As you can see, it’s a pretty literal combination, with one sandwich sandwiched inside another.  It works, but I feel it lacks a certain amount of finesse.  I put a bit of a personal spin on it with mine:

Simple yet elegant.

Now before you all tell me I’m “doing it wrong”, remember that I transferred all the elements of the McChicken (chicken, lettuce, mayo) into the McDouble, I just didn’t use the bun because it seemed like overkill.  Also, it’s my blog and I’ll make disgusting sandwiches however I want.  Now, onto the review!!

The sandwich was actually much better than I expected.  It’s definitely over the top, but the grocery list of ingredients (two hamburger patties, chicken, ketchup, mustard, cheese, pickles, mayo, lettuce, and onions) come together in interesting ways throughout the sandwich.  One bite is a juxtaposition of chicken and beef, while the next combines the chicken, pickles, and mayo for a Chik Fil A style taste.  The flavors are continuously changing and recombining.  If I were to do it again, I might include the heel from the McChicken to break up the meat a little bit, but hindsight is 20/20.  It’s a unique sandwich experience, to say the least.
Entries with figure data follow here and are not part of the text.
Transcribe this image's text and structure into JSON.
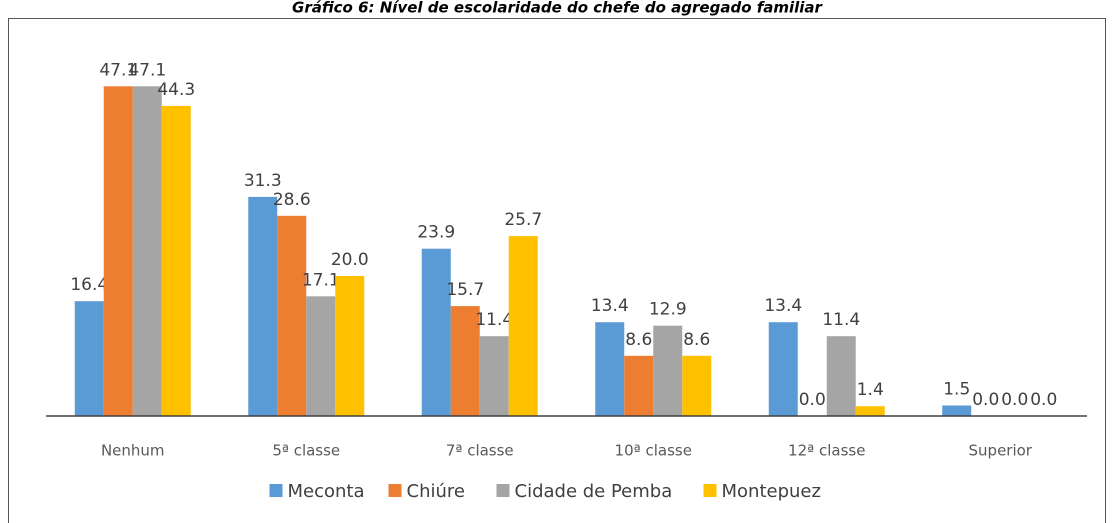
{
  "chart_data": {
    "type": "bar",
    "title": "Gráfico 6: Nível de escolaridade do chefe do agregado familiar",
    "categories": [
      "Nenhum",
      "5ª classe",
      "7ª classe",
      "10ª classe",
      "12ª classe",
      "Superior"
    ],
    "series": [
      {
        "name": "Meconta",
        "color": "#5b9bd5",
        "values": [
          16.4,
          31.3,
          23.9,
          13.4,
          13.4,
          1.5
        ],
        "value_labels": [
          "16.4",
          "31.3",
          "23.9",
          "13.4",
          "13.4",
          "1.5"
        ]
      },
      {
        "name": "Chiúre",
        "color": "#ed7d31",
        "values": [
          47.1,
          28.6,
          15.7,
          8.6,
          0.0,
          0.0
        ],
        "value_labels": [
          "47.1",
          "28.6",
          "15.7",
          "8.6",
          "0.0",
          "0.0"
        ]
      },
      {
        "name": "Cidade de Pemba",
        "color": "#a5a5a5",
        "values": [
          47.1,
          17.1,
          11.4,
          12.9,
          11.4,
          0.0
        ],
        "value_labels": [
          "47.1",
          "17.1",
          "11.4",
          "12.9",
          "11.4",
          "0.0"
        ]
      },
      {
        "name": "Montepuez",
        "color": "#ffc000",
        "values": [
          44.3,
          20.0,
          25.7,
          8.6,
          1.4,
          0.0
        ],
        "value_labels": [
          "44.3",
          "20.0",
          "25.7",
          "8.6",
          "1.4",
          "0.0"
        ]
      }
    ],
    "ylim": [
      0,
      50
    ],
    "legend": "bottom"
  }
}
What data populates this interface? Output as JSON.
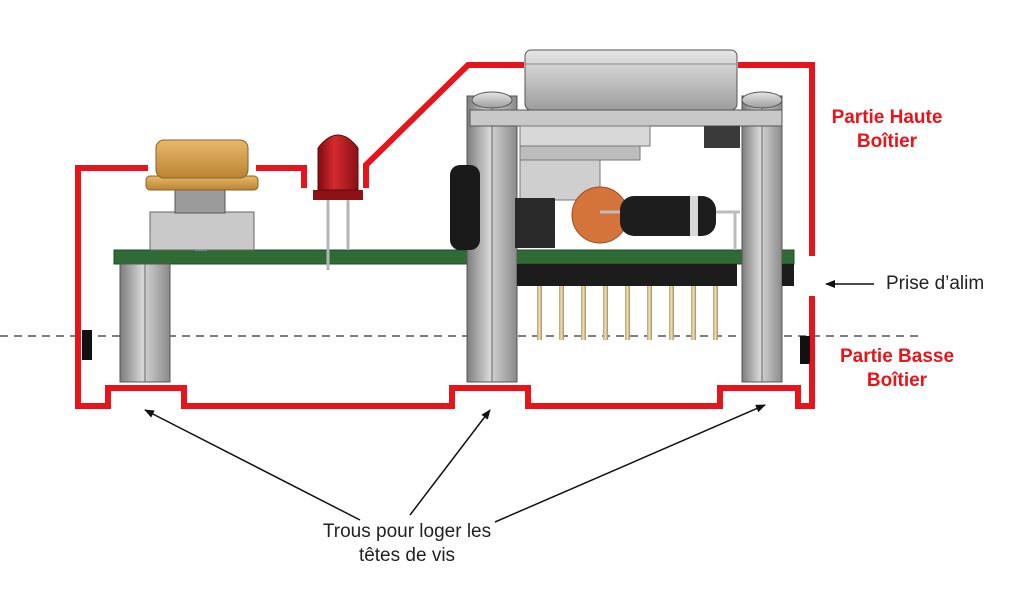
{
  "colors": {
    "enclosure": "#e8141b",
    "pcb": "#2f6b35",
    "spacer": "#9a9a9a",
    "led": "#b3161b",
    "button_cap": "#d9a24f",
    "capacitor": "#d4743a"
  },
  "labels": {
    "top_part_line1": "Partie Haute",
    "top_part_line2": "Boîtier",
    "bottom_part_line1": "Partie Basse",
    "bottom_part_line2": "Boîtier",
    "power_jack": "Prise d’alim",
    "holes_line1": "Trous pour loger les",
    "holes_line2": "têtes de vis"
  }
}
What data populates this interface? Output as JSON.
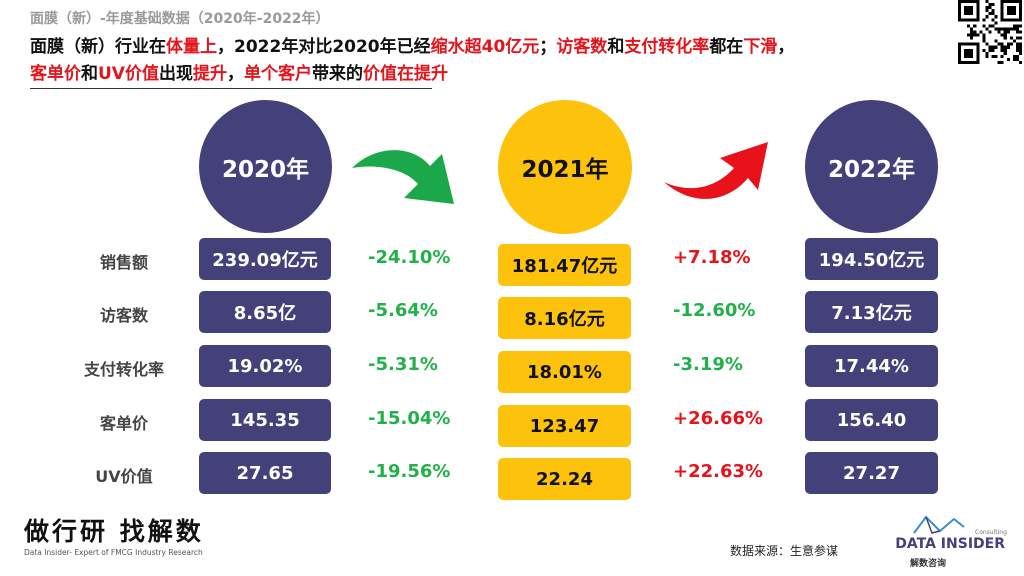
{
  "subtitle": "面膜（新）-年度基础数据（2020年-2022年）",
  "headline": {
    "line1": [
      {
        "text": "面膜（新）行业在",
        "red": false
      },
      {
        "text": "体量上",
        "red": true
      },
      {
        "text": "，2022年对比2020年已经",
        "red": false
      },
      {
        "text": "缩水超40亿元",
        "red": true
      },
      {
        "text": "；",
        "red": false
      },
      {
        "text": "访客数",
        "red": true
      },
      {
        "text": "和",
        "red": false
      },
      {
        "text": "支付转化率",
        "red": true
      },
      {
        "text": "都在",
        "red": false
      },
      {
        "text": "下滑",
        "red": true
      },
      {
        "text": "，",
        "red": false
      }
    ],
    "line2": [
      {
        "text": "客单价",
        "red": true
      },
      {
        "text": "和",
        "red": false
      },
      {
        "text": "UV价值",
        "red": true
      },
      {
        "text": "出现",
        "red": false
      },
      {
        "text": "提升",
        "red": true
      },
      {
        "text": "，",
        "red": false
      },
      {
        "text": "单个客户",
        "red": true
      },
      {
        "text": "带来的",
        "red": false
      },
      {
        "text": "价值在提升",
        "red": true
      }
    ]
  },
  "years": {
    "y2020": "2020年",
    "y2021": "2021年",
    "y2022": "2022年"
  },
  "colors": {
    "navy": "#44407a",
    "gold": "#fcc20c",
    "up_red": "#e3141c",
    "down_green": "#22b04a",
    "arrow_green": "#1aa84a",
    "arrow_red": "#e8121b"
  },
  "rows": [
    {
      "label": "销售额",
      "v2020": "239.09亿元",
      "chg1": "-24.10%",
      "v2021": "181.47亿元",
      "chg2": "+7.18%",
      "v2022": "194.50亿元"
    },
    {
      "label": "访客数",
      "v2020": "8.65亿",
      "chg1": "-5.64%",
      "v2021": "8.16亿元",
      "chg2": "-12.60%",
      "v2022": "7.13亿元"
    },
    {
      "label": "支付转化率",
      "v2020": "19.02%",
      "chg1": "-5.31%",
      "v2021": "18.01%",
      "chg2": "-3.19%",
      "v2022": "17.44%"
    },
    {
      "label": "客单价",
      "v2020": "145.35",
      "chg1": "-15.04%",
      "v2021": "123.47",
      "chg2": "+26.66%",
      "v2022": "156.40"
    },
    {
      "label": "UV价值",
      "v2020": "27.65",
      "chg1": "-19.56%",
      "v2021": "22.24",
      "chg2": "+22.63%",
      "v2022": "27.27"
    }
  ],
  "footer": {
    "logo_main": "做行研 找解数",
    "logo_sub": "Data Insider- Expert of FMCG Industry Research",
    "source": "数据来源：生意参谋",
    "brand": "DATA INSIDER",
    "brand_consulting": "Consulting",
    "brand_cn": "解数咨询"
  },
  "icons": {
    "qr": "qr-code-icon",
    "arrow1": "green-curved-arrow-icon",
    "arrow2": "red-curved-arrow-icon"
  }
}
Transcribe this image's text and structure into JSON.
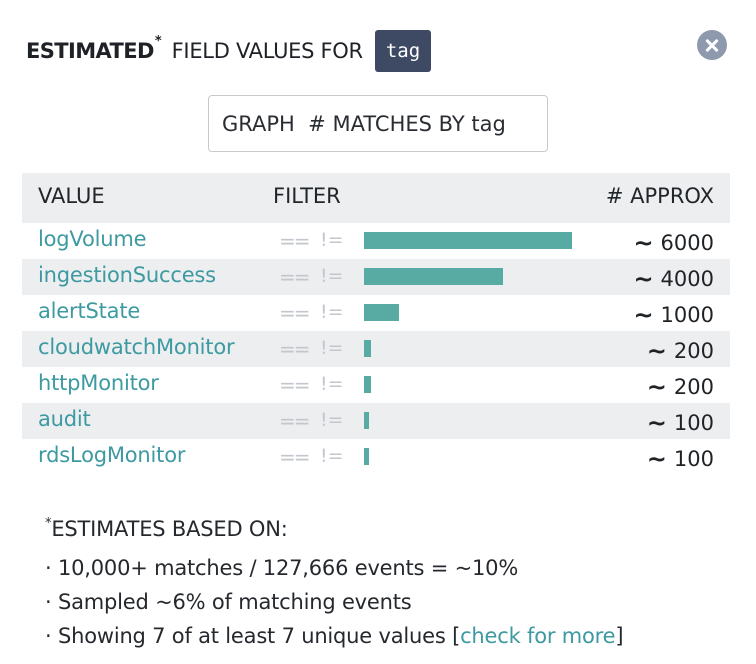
{
  "header": {
    "title_bold": "ESTIMATED",
    "title_star": "*",
    "title_rest": "FIELD VALUES FOR",
    "field_name": "tag",
    "close_icon": "close-circle-icon"
  },
  "graph_button": {
    "label": "GRAPH  # MATCHES BY tag"
  },
  "table": {
    "columns": {
      "value": "VALUE",
      "filter": "FILTER",
      "approx": "# APPROX"
    },
    "filter_eq_symbol": "==",
    "filter_neq_symbol": "!=",
    "approx_prefix": "~",
    "bar_color": "#58aba2",
    "link_color": "#3d9aa1",
    "max_count": 6000,
    "rows": [
      {
        "value": "logVolume",
        "approx": "6000",
        "count": 6000
      },
      {
        "value": "ingestionSuccess",
        "approx": "4000",
        "count": 4000
      },
      {
        "value": "alertState",
        "approx": "1000",
        "count": 1000
      },
      {
        "value": "cloudwatchMonitor",
        "approx": "200",
        "count": 200
      },
      {
        "value": "httpMonitor",
        "approx": "200",
        "count": 200
      },
      {
        "value": "audit",
        "approx": "100",
        "count": 100
      },
      {
        "value": "rdsLogMonitor",
        "approx": "100",
        "count": 100
      }
    ]
  },
  "notes": {
    "star": "*",
    "heading": "ESTIMATES BASED ON:",
    "line1": "· 10,000+ matches / 127,666 events = ~10%",
    "line2": "· Sampled ~6% of matching events",
    "line3_prefix": "· Showing 7 of at least 7 unique values [",
    "line3_link": "check for more",
    "line3_suffix": "]"
  }
}
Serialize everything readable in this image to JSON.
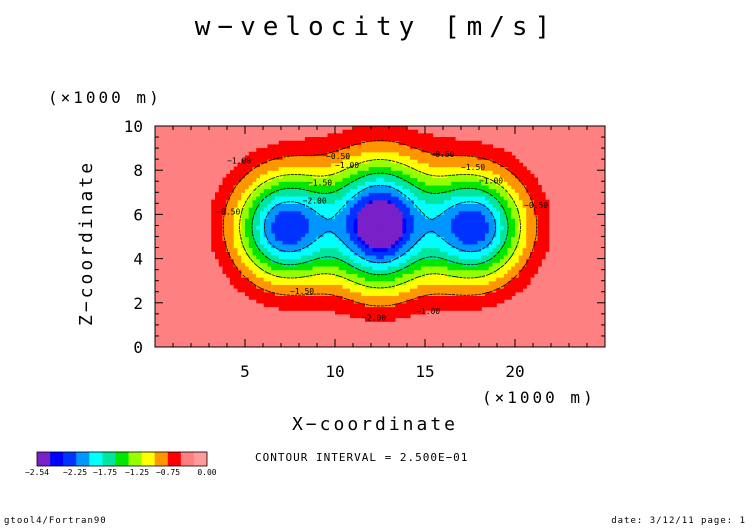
{
  "chart_data": {
    "type": "heatmap",
    "title": "w−velocity [m/s]",
    "xlabel": "X−coordinate",
    "ylabel": "Z−coordinate",
    "x_unit": "(×1000 m)",
    "z_unit": "(×1000 m)",
    "xlim": [
      0,
      25
    ],
    "ylim": [
      0,
      10
    ],
    "x_ticks": [
      5,
      10,
      15,
      20
    ],
    "y_ticks": [
      0,
      2,
      4,
      6,
      8,
      10
    ],
    "x_tick_labels": [
      "5",
      "10",
      "15",
      "20"
    ],
    "y_tick_labels": [
      "0",
      "2",
      "4",
      "6",
      "8",
      "10"
    ],
    "contour_labels": [
      "−0.50",
      "−1.00",
      "−1.50",
      "−2.00",
      "−1.00",
      "−0.50",
      "−1.50",
      "−2.00",
      "−1.00",
      "−0.50",
      "−1.50",
      "−1.00",
      "−0.50"
    ],
    "colorbar": {
      "levels": [
        -2.54,
        -2.5,
        -2.25,
        -2.0,
        -1.75,
        -1.5,
        -1.25,
        -1.0,
        -0.75,
        -0.5,
        -0.25,
        0.0
      ],
      "colors": [
        "#7a20c8",
        "#0000ff",
        "#0033ff",
        "#0096ff",
        "#00ffff",
        "#00e6a0",
        "#00e600",
        "#96ff00",
        "#ffff00",
        "#ff9600",
        "#ff0000",
        "#ff8080",
        "#ff9a9a"
      ],
      "tick_labels": [
        "−2.54",
        "−2.25",
        "−1.75",
        "−1.25",
        "−0.75",
        "0.00"
      ]
    },
    "contour_interval": "CONTOUR INTERVAL = 2.500E−01"
  },
  "footer": {
    "left": "gtool4/Fortran90",
    "right": "date: 3/12/11 page: 1"
  }
}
It’s also cheap.  As I discussed before, you can make it yourself for a mere $2, or try to bargain with your cashier.  I can only imagine the carbs, fat and sodium involved, so obviously I have reservations recommending it, but if you want an interesting, inexpensive sandwich and a story to tell your friends, the McGangBang is for you.

P.S.  Don’t worry, Sandwichtalk isn’t going to turn into some Man v. Food-esque show of me choking down ridiculous meals.  This was a suggestion from a friend, and the way current trends are going, I figured I should do it now before it ends up on the menu and becomes more expensive.